New research institutes are making an important contribution to the debate on peace and security. The Canadian Institute for International Peace and Security (CIIPS) was created in June 1984 as a crown corporation. In order to ensure its independence, the level of financing and method of selection of the board of directors is set out in the Act. The purpose of the Institute is to increase knowledge and understanding of the issues related to international peace and security, from a Canadian perspective. It provides funding and information for groups wishing to promote a discussion of peace and security issues, as well as publishing its own research.

The Canadian Centre for Arms Control and Disarmament, established in 1983, is an Ottawa-based, private, nonprofit organization which is also doing extensive policy-related research on peace and security issues and disseminates this through an education and information programme. Although it covers all aspects of arms control diplomacy, the Centre tends to focus on issues where Canada is directly involved and where Canadian policy can have a direct impact on the international arms control process.

The Department of Foreign Affairs and International Trade has also played a role in encouraging the discussion of peace and security issues. The consultative group brings together, annually, approximately 50 Canadians to discuss peace and security issues under the chairmanship of the Ambassador for Disarmament. The Disarmament Fund has also been an important source of funding for groups or individuals engaged in balanced discussions, research, dissemination of information or publishing of material on the subject of arms control and disarmament.

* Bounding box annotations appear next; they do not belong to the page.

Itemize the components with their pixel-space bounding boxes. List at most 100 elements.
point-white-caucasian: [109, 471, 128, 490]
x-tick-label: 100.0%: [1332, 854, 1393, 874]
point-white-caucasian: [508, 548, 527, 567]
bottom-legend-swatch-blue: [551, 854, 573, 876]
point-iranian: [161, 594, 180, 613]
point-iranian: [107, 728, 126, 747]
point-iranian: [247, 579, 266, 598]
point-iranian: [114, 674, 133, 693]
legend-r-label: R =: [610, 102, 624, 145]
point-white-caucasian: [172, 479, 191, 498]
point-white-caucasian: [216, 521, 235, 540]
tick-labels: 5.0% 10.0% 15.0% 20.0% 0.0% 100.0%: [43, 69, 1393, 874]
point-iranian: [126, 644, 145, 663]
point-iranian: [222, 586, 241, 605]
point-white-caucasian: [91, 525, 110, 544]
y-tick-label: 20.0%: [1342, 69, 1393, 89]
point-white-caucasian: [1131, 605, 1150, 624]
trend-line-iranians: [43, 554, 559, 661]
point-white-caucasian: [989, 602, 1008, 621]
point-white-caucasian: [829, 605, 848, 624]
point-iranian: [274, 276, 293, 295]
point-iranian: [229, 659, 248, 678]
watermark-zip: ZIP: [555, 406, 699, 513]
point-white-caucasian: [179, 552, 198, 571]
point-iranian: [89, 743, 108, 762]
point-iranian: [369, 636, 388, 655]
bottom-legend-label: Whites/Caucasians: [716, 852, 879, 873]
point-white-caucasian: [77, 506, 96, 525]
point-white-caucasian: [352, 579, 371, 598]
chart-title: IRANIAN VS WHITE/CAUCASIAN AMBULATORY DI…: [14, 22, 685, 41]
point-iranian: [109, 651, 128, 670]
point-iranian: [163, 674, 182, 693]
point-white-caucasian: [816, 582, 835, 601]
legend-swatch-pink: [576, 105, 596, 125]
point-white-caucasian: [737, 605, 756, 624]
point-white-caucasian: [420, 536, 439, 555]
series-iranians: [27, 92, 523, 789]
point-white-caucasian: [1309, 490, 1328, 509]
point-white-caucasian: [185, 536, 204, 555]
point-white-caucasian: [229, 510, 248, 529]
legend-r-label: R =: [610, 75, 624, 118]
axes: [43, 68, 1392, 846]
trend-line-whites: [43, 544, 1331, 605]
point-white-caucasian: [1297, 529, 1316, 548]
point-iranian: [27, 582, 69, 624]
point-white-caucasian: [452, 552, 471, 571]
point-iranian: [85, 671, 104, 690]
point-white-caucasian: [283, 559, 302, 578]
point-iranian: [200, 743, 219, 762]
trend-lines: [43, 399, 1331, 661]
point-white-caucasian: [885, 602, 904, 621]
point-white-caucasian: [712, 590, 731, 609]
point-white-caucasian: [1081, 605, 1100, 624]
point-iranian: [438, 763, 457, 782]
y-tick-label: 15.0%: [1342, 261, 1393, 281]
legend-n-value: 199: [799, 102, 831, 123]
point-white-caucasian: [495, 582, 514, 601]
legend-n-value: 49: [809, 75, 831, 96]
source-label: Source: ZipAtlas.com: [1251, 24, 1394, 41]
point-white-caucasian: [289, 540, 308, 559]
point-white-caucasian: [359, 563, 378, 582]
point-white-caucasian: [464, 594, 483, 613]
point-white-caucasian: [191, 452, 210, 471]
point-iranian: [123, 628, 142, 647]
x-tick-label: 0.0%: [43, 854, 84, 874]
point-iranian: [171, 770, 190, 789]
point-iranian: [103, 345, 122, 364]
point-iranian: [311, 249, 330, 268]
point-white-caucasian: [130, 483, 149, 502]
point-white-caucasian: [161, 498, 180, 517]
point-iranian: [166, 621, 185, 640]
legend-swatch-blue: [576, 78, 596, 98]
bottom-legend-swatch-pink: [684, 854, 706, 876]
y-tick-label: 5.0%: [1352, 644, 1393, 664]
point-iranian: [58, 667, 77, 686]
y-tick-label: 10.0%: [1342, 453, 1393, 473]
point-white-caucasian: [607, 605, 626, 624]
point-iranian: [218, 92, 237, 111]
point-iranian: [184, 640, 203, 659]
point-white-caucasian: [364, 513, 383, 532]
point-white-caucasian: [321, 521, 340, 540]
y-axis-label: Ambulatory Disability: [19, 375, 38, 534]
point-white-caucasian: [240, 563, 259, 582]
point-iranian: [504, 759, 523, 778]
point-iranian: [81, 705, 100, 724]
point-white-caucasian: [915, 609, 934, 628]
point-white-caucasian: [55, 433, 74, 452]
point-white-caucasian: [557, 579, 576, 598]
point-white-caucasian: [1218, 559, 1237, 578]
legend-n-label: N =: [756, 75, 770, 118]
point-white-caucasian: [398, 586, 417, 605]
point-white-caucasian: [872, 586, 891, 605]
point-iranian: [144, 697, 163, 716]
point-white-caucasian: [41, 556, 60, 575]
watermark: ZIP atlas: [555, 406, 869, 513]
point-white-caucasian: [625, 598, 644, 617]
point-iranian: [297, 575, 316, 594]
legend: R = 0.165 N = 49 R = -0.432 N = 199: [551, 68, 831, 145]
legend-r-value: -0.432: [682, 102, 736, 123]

The activities of the peace groups in Canada have undoubtedly helped to mold public opinion. Polls have shown a marked distrust of the superpowers by Canadians and a perception that the risk of nuclear war has increased in recent years. Many Canadians want their government to take a more active role in disarmament, but they are ambivalent about where Canada's duty, in the interests of security, lies. There is a great deal of discussion about alternative security, the need for international co-operation, and the peaceful resolution of disputes, but in the interim most of the groups have yet to come to terms with balancing the pressing need of disarmament with Canada's legitimate security needs.